Deutlich schwieriger ist es, für einen guten Teamspirit zu sorgen. Wenn man verlässliche Chefs und Kollegen hat, mit denen man nicht nur über die Arbeit spricht, sondern auch mal fragt: „Du, wie geht’s dir eigentlich?“ Wir verbringen einen Drittel unseres Tages mit der Arbeit, deshalb ist das definitiv wichtig. Ich komme selbst aus einer Forstwirtschaft, die früher sehr hierarchisch und eher schonungslos war. Deshalb finde ich, dass wir das Arbeitsumfeld in diesem Bereich optimieren können. Denn an sich ist es ein toller, sinnstiftender Beruf, bei dem man sieht, was man getan hat. Der Job hat also positive Seiten. Aber die gehen unter, wenn am Ende des Monats das Geld nicht reicht und du nur mit Stinkstiefeln arbeitest.

Ist die Personalnot eine neue Entwicklung?
Als ich angefangen habe, gab es einen Überschuss an Arbeitskräften. Der Umschwung bei den Forstwirten kam meiner Einschätzung nach vor fünf, sechs Jahren. Viele Forstwirte hängen noch ein Studium dran oder machen einen Forstwirtschafts-Meister. Gleichzeitig gehen die Ausbildungszahlen gehen zurück, weil das ein Kostenfaktor für die Betrieb ist.

Gibt es einen bestimmten Auslöser für diese Trendumkehr?
Zum einen sind es große Ausbildungsbetriebe, die nicht mehr über die Quote hinaus ausbilden. Früher wurde das als Auftrag für die Gesellschaft gesehen. Hier hat sich zum Beispiel ForstBW als größter Waldbesitzer in Baden-Württemberg neu ausgerichtet – was sein gutes Recht ist. Aber die Ausbildung dauert zwei bis drei Jahre, die Auswirkungen des Wegfalls spürt man also ziemlich schnell. Und hinzu kommt wie gesagt die Thematik des Gehalts, da schaut der Nachwuchs in Zeiten der Inflation selbstverständlich drauf. Aber das merken alle Branchen.

Haben sich auch die Abbruchquoten erhöht?
Wir haben mittlerweile einen höheren Anteil an Gymnasiasten und durch G8 sind die auch oft jünger als früher. Die machen den Forstwirt eventuell als erste Ausbildung, hängen dann aber ein Studium oder zum Beispiel eine Ausbildung als Schreiner oder Zimmermann dran. Diese traditionelle Herangehensweise, dass man sich in jungen Jahren für einen Beruf entscheidet und dabeibleibt, hat sich geändert. Und unsere Leute sind durch ihre Ausbildung natürlich auch super Praktiker – die werden gerne abgeworben.

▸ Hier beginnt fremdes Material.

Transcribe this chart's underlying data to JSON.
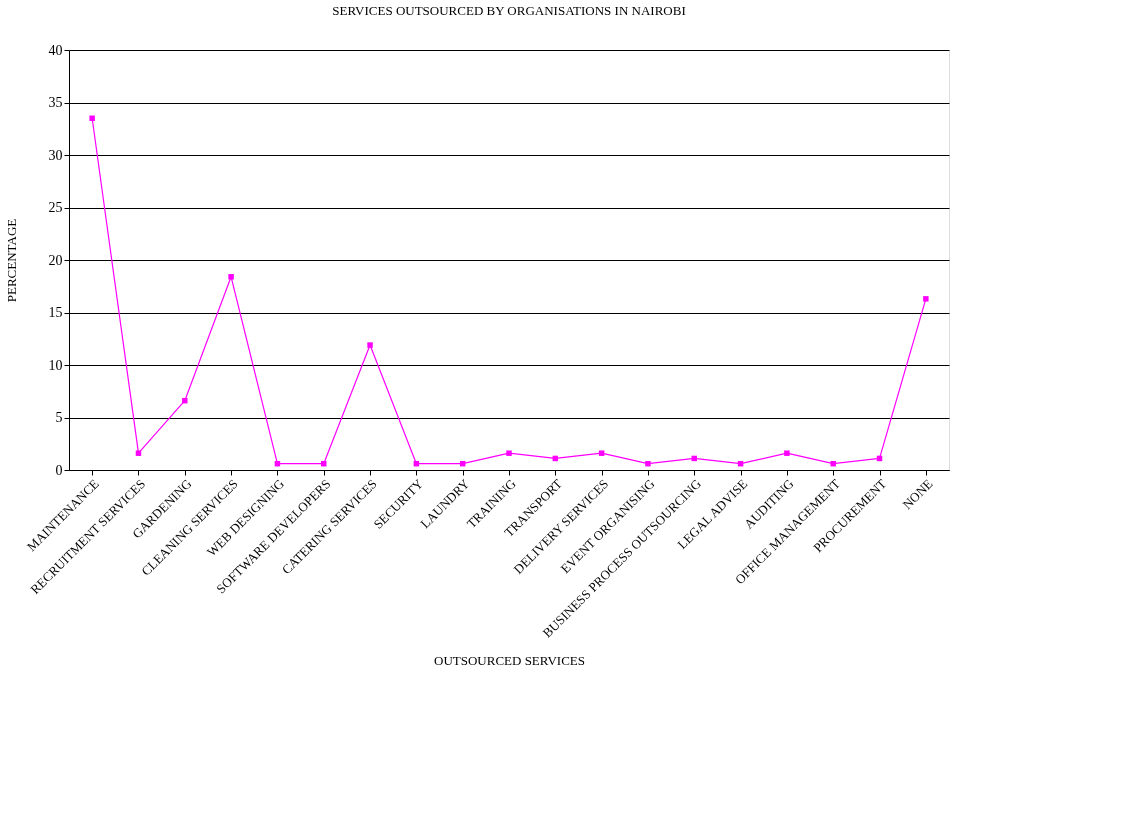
{
  "chart_data": {
    "type": "line",
    "title": "SERVICES OUTSOURCED BY ORGANISATIONS IN NAIROBI",
    "xlabel": "OUTSOURCED SERVICES",
    "ylabel": "PERCENTAGE",
    "categories": [
      "MAINTENANCE",
      "RECRUITMENT SERVICES",
      "GARDENING",
      "CLEANING SERVICES",
      "WEB DESIGNING",
      "SOFTWARE DEVELOPERS",
      "CATERING SERVICES",
      "SECURITY",
      "LAUNDRY",
      "TRAINING",
      "TRANSPORT",
      "DELIVERY SERVICES",
      "EVENT ORGANISING",
      "BUSINESS PROCESS OUTSOURCING",
      "LEGAL ADVISE",
      "AUDITING",
      "OFFICE MANAGEMENT",
      "PROCUREMENT",
      "NONE"
    ],
    "series": [
      {
        "color": "#ff00ff",
        "values": [
          33.5,
          1.6,
          6.6,
          18.4,
          0.6,
          0.6,
          11.9,
          0.6,
          0.6,
          1.6,
          1.1,
          1.6,
          0.6,
          1.1,
          0.6,
          1.6,
          0.6,
          1.1,
          16.3
        ]
      }
    ],
    "ylim": [
      0,
      40
    ],
    "yticks": [
      0,
      5,
      10,
      15,
      20,
      25,
      30,
      35,
      40
    ],
    "grid": "y",
    "marker": "square",
    "line_style": "solid",
    "legend": false
  }
}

Helfen Maßnahmen wie Ihre Social-Media-Präsenz dabei, junge Leute zu erreichen?
Es gibt einerseits die Werbung im Kleinen, dass die Leute den Försterberuf zum Beispiel durch Schülerpraktika kennenlernen und dann ihre Ausbildung bei uns anfangen. Aber natürlich kommuniziere ich durch Social Media auch in die Breite. Jungen Menschen sehen das eventuell und denken sich „Das Arbeiten in der Forstwirtschaft ist ja spannend, da informiere ich mal vor Ort“.

Wir bedanken uns bei Achim Klausner für die Einladung nach Schönaich und das umfangreiche Gespräch.